II. DES COLLECTIVITÉS PUBLIQUES PLUS EFFICACES
A. UN ATOUT À MIEUX EXPLOITER POUR LA MODERNISATION DE L'ÉTAT
Les nouvelles technologies ne peuvent que jouer un rôle
primordial pour les changements nécessaires au sein de l'Etat.
Les technologies de l'information peuvent renforcer la proximité
entre l'administration et le citoyen
-notamment pour une facilité
accrue des démarches administratives-,
augmenter la
productivité des services et améliorer leur coordination.
M. Richard Bion, chargé de mission pour les nouvelles technologies
et les systèmes d'information au Commissariat à la réforme
de l'État, a d'ailleurs conforté votre mission d'information dans
cette opinion qui avait déjà été largement
exprimée par le Sénat lors des débats sur la loi
correspondante présentée dans la session 1996-1997.

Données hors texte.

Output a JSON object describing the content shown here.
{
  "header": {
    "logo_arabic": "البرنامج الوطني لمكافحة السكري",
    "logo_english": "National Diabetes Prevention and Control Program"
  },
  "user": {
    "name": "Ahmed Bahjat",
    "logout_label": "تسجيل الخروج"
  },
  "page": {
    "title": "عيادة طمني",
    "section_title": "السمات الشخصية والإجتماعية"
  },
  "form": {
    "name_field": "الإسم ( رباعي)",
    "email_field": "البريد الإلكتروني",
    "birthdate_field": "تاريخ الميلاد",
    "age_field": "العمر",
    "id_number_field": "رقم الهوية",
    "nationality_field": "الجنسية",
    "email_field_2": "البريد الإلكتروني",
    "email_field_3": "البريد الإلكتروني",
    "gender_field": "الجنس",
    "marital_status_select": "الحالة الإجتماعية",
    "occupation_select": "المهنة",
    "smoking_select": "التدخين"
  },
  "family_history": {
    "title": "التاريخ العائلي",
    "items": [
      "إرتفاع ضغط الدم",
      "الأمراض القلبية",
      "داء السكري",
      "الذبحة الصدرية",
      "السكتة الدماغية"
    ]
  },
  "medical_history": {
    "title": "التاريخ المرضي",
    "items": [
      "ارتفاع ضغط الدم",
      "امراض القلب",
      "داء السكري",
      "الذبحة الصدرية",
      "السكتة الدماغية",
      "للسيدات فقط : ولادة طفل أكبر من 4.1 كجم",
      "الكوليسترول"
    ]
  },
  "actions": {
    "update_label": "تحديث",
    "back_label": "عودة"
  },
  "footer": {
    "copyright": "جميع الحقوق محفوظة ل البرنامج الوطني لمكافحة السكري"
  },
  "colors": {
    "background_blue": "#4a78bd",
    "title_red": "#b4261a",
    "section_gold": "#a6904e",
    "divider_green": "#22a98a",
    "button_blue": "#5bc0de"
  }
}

1. Une intégration progressive des nouvelles technologies par les services de l'État
a) Les étapes de l'informatisation des services de l'État
Depuis le " plan calcul " lancé en 1966,
l'administration de l'État a progressivement pris conscience de l'enjeu
que représentent les technologies de l'information et de la
nécessité pour l'État de les intégrer.
Les étapes de cette prise de conscience sont résumées dans
l'encadré suivant :
UNE INTÉGRATION PROGRESSIVE DE LA PART DE L'ÉTAT
1966-1984 : " Plan calcul "
: Le
Gouvernement impose la création de " commissions de
l'informatique " dans chaque ministère.
Décret du 18 juin 1984
: Des " commissions de
l'informatique et de la bureautique " sont mises en place dans chaque
ministère, ainsi que des schémas directeurs et des conventions de
développement permettant le suivi des choix effectués.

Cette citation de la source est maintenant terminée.